Sementara dari nonpejabat ada
artis Nurul Arifin, Marisa Haque, peharpa Maya Hasan, violis Idris Sardi, Ketua
Persatuan Tukang Becak Jakarta, dan seorang wanita pemulung. Termasuk juga
putri Bung Hatta, yakni Halida dan Gemala. Waktu itu, pada setiap sesi rekaman
masing-masing tokoh, Jaya sibuk pula berfungsi sebagai pelatih menyanyi kilat,
konduktor, penata musik, sekaligus editor.
Kini, di usianya yang semakin senja, tanpa seorang anak, Jaya tetap berkarya,
berbuat kebaikan dan suka memberi. Ia mengangkat anak asuh dan mendirikan Panti Asuhan
Rotary-Suprana. Di atas tanah warisan almarhumah ibunya, Lily Suprana, seluas
900 m2 di kawasan Candi Baru, Semarang, kini tinggal sekitar 10 orang anak.
Semuanya lelaki. Perkembangan panti yang biaya operasionalnya didukung bersama
dengan Yayasan Rotary ini memang bagus karena kebanyakan anak asuhnya
memperoleh ranking di kelasnya masing-masing. Bahkan bagi anak yang mendapat
rangking 1 diberikan hadiah atas prestasinya itu.
Sifat suka memberi tidak lepas dari didikan keras sang ayah, Lambang Suprana,
yang mengajarnya untuk tidak memberhalakan kekayaan dan sadar bahwa harkat dan
martabat manusia bukan diukur dari kekayaan harta bendanya, namun dari kekayaan
akhlak dan imannya. Itulah mengapa, Jaya tidak ambil pusing tentang masa
tuanya, karena ia tinggal ‘menunggu mati’ saja dan siap pergi ke surga.
Mengenai kesuksesan yang diperolehnya, Jaya mempunyai pandangan sendiri.

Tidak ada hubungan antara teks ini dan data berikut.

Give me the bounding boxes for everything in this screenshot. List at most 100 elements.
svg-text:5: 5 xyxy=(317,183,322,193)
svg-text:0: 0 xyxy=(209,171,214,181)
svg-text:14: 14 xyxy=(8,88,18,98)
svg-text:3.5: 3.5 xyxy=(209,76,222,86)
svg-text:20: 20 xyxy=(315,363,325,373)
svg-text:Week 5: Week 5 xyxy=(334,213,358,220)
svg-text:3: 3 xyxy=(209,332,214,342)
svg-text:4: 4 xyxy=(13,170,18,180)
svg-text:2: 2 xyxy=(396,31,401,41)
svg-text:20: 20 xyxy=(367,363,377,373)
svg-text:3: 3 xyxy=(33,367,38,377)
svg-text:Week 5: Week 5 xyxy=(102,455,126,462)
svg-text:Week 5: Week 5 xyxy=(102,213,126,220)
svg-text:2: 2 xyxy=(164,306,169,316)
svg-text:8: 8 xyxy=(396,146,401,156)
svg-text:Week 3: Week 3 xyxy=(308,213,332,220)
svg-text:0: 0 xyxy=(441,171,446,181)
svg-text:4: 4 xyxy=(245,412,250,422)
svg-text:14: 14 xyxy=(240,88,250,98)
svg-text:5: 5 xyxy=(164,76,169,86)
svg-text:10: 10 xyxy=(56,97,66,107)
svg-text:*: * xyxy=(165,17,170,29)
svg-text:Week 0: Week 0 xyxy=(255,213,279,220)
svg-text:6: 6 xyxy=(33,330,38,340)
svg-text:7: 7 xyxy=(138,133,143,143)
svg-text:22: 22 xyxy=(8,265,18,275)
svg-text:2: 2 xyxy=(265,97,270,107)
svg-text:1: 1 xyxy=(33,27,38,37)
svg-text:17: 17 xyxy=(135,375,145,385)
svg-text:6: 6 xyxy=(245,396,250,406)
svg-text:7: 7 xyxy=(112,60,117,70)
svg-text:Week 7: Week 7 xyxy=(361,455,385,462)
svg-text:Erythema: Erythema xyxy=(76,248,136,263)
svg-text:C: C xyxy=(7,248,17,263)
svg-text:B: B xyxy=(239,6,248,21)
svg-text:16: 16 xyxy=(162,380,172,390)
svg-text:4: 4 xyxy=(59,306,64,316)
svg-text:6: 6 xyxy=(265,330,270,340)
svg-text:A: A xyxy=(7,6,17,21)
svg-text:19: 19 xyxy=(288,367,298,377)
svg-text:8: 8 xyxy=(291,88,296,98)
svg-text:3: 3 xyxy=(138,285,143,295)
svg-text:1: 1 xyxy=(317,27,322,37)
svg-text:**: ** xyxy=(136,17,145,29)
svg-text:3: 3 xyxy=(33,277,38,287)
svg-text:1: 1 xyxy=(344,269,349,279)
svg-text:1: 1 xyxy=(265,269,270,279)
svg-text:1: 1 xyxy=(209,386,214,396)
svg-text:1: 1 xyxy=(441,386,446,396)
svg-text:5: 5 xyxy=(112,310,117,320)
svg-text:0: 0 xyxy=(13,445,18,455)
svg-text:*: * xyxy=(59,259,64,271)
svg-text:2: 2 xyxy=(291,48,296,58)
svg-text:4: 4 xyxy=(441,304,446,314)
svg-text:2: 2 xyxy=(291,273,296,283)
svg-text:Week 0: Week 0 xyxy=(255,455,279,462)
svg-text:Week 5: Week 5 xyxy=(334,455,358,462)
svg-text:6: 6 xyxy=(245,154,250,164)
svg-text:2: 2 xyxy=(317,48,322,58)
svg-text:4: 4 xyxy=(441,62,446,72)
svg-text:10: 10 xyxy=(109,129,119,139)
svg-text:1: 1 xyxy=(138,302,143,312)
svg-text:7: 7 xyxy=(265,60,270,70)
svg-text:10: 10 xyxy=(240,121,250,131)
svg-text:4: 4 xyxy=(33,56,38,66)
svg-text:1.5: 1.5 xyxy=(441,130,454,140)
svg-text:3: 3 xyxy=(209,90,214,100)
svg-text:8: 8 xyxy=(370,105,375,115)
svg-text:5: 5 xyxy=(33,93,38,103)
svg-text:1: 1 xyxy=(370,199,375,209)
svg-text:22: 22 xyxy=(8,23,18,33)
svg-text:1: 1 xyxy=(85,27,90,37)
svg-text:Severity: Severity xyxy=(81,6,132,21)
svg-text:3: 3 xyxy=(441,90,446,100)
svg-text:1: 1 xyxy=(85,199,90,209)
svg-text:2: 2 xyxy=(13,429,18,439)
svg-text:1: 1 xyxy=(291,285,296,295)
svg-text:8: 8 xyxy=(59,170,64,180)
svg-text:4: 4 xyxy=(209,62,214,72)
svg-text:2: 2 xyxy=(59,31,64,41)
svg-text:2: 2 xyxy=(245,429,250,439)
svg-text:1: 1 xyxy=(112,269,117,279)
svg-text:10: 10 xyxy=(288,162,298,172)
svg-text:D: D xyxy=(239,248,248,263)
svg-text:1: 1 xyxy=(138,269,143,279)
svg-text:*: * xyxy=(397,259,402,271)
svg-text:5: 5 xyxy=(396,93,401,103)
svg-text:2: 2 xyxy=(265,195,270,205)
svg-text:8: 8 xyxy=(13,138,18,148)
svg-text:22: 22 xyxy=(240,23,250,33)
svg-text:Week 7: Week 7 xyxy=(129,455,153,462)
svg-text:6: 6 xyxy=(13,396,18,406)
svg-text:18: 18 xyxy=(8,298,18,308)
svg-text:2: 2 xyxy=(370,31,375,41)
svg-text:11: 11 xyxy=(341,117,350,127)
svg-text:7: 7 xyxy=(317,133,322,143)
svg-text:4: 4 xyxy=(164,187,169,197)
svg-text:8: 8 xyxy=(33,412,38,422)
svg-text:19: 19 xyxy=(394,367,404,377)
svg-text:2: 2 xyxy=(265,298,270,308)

Menurutnya, kesuksesan baginya belum tentu kesuksesan bagi orang lain. Ia
menganalogikannya dengan olahraga lari. Baginya, ia sudah termasuk sukses mampu
berlari 100m dalam waktu 10 menit, namun bagi Carl Lewis itu merupakan prestasi
memalukan. Oleh karena itu, Jaya mengatakan bahwa yang penting bukan merasa
sukses, melainkan mensyukuri hasil karya yang telah ia perjuangkan.